RMSD-based pose labelling example for PDB structure 1a0q. a) Docked poses (green) <2 Å from the crystal pose (thick blue lines) are given a label of 1. b) Docked poses (olive) between 2 Å and 4.5 Å from the crystal pose (thick blue lines) are excluded from the dataset. c) Docked poses (red) over 4.5 Å from the crystal pose (thick blue lines) are given a label of 0.

Fig. 3

Precision-Recall curves for produced machine-learning models and third-party scoring functions on 5,621 test set complexes.

Fig. 4

SCORCH is the best performing scoring function on a subset of the DEKOIS 2.0 independent benchmarking dataset. a) Precision-Recall curves for produced machine-learning models and third-party scoring functions on 18 DEKOIS 2.0 targets. b) Enrichment factors at 0.5 %, 1 %, 2 % and 5 % for produced machine-learning models and third-party scoring functions across 18 DEKOIS 2.0 targets.
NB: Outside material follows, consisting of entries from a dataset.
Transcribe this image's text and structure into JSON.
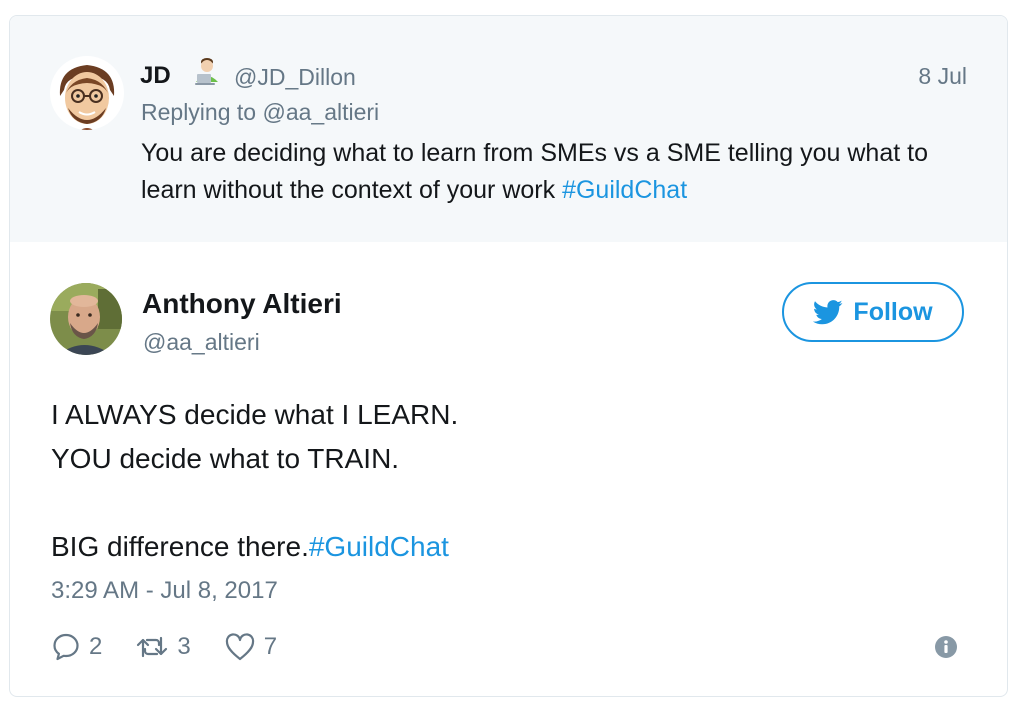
{
  "parent_tweet": {
    "display_name": "JD",
    "emoji": "laptop-technologist-emoji",
    "handle": "@JD_Dillon",
    "date": "8 Jul",
    "replying_prefix": "Replying to",
    "replying_handle": "@aa_altieri",
    "text": "You are deciding what to learn from SMEs vs a SME telling you what to learn without the context of your work",
    "hashtag": "#GuildChat"
  },
  "main_tweet": {
    "display_name": "Anthony Altieri",
    "handle": "@aa_altieri",
    "follow_label": "Follow",
    "lines": [
      "I ALWAYS decide what I LEARN.",
      "YOU decide what to TRAIN."
    ],
    "last_line_text": "BIG difference there.",
    "hashtag": "#GuildChat",
    "timestamp": "3:29 AM - Jul 8, 2017",
    "actions": {
      "reply_count": "2",
      "retweet_count": "3",
      "like_count": "7"
    }
  },
  "colors": {
    "accent": "#1b95e0",
    "secondary_text": "#657786",
    "parent_background": "#f5f8fa",
    "border": "#e1e8ed"
  },
  "icons": [
    "twitter-bird-icon",
    "reply-icon",
    "retweet-icon",
    "heart-icon",
    "info-icon"
  ]
}
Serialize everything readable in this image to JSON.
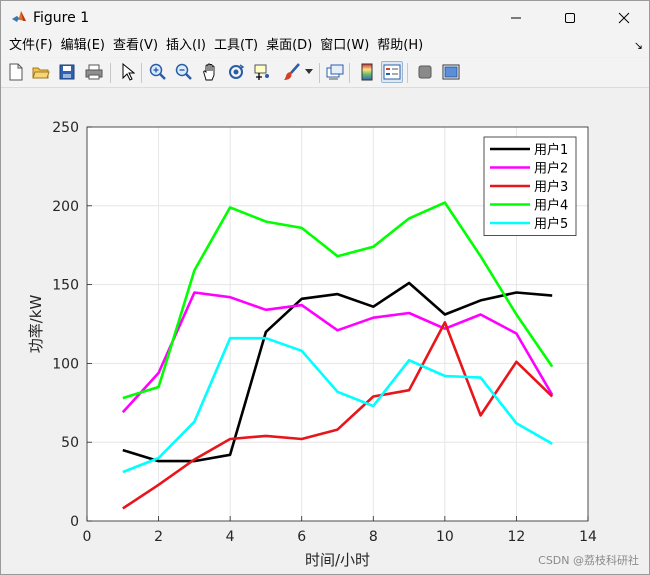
{
  "window": {
    "title": "Figure 1"
  },
  "menu": {
    "items": [
      "文件(F)",
      "编辑(E)",
      "查看(V)",
      "插入(I)",
      "工具(T)",
      "桌面(D)",
      "窗口(W)",
      "帮助(H)"
    ]
  },
  "toolbar": {
    "icons": [
      "new-file-icon",
      "open-folder-icon",
      "save-icon",
      "print-icon",
      "pointer-icon",
      "zoom-in-icon",
      "zoom-out-icon",
      "pan-hand-icon",
      "rotate-3d-icon",
      "data-cursor-icon",
      "brush-icon",
      "link-plot-icon",
      "colorbar-icon",
      "legend-icon",
      "hide-plot-tools-icon",
      "show-plot-tools-icon"
    ]
  },
  "chart_data": {
    "type": "line",
    "xlabel": "时间/小时",
    "ylabel": "功率/kW",
    "xlim": [
      0,
      14
    ],
    "ylim": [
      0,
      250
    ],
    "xticks": [
      0,
      2,
      4,
      6,
      8,
      10,
      12,
      14
    ],
    "yticks": [
      0,
      50,
      100,
      150,
      200,
      250
    ],
    "grid": true,
    "legend_position": "top-right",
    "x": [
      1,
      2,
      3,
      4,
      5,
      6,
      7,
      8,
      9,
      10,
      11,
      12,
      13
    ],
    "series": [
      {
        "name": "用户1",
        "color": "#000000",
        "values": [
          45,
          38,
          38,
          42,
          120,
          141,
          144,
          136,
          151,
          131,
          140,
          145,
          143
        ]
      },
      {
        "name": "用户2",
        "color": "#ff00ff",
        "values": [
          69,
          94,
          145,
          142,
          134,
          137,
          121,
          129,
          132,
          122,
          131,
          119,
          80
        ]
      },
      {
        "name": "用户3",
        "color": "#e8151b",
        "values": [
          8,
          23,
          39,
          52,
          54,
          52,
          58,
          79,
          83,
          126,
          67,
          101,
          79
        ]
      },
      {
        "name": "用户4",
        "color": "#00ff00",
        "values": [
          78,
          85,
          159,
          199,
          190,
          186,
          168,
          174,
          192,
          202,
          168,
          131,
          98
        ]
      },
      {
        "name": "用户5",
        "color": "#00ffff",
        "values": [
          31,
          40,
          63,
          116,
          116,
          108,
          82,
          73,
          102,
          92,
          91,
          62,
          49
        ]
      }
    ]
  },
  "watermark": "CSDN @荔枝科研社"
}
White diamonds indicate the mean EF.

Fig. 5

SCORCH certainty metric is a robust a priori indicator of enrichment success. a) Relationship between SCORCH certainty and residuals across all 22,319 DEKOIS 2.0 actives and decoys. Fitted regression line shown in red with the line equation displayed on the top left (p = 2e-16, P_r = −0.45); 95 % confidence intervals of the regression line are shown in grey. b) Relationship between enrichment factor and mean SCORCH certainty across top 0.5 % of ligands for 18 DEKOIS 2.0 receptors. Fitted regression line shown in red (p = 0.013, P_r = 0.57); 95 % confidence intervals of the regression line are shown in grey.

Fig. 6

RMSD-based pose labelling used in SCORCH improves the docking power compared to other MLSFs. a) Ranks of the lowest RMSD docked ligand pose across 510 test set complexes for produced machine-learning models and third-party scoring functions; White diamonds indicate the mean rank with the value displayed above each point. b) Ranks of the near native pose across the CSAR 2014 pose prediction benchmark for produced machine-learning models and third-party scoring functions. White diamonds indicate the mean rank with the value displayed above each point.

Fig. 7

10 features with highest influence on performance for six individual machine-learning models. Highly influential features for each model are listed on the y-axis. The x-axis represents the decrease in model validation set AUCPR when a given feature is replaced with random noise; a greater decrease indicates greater reliance on a given input feature for making predictions.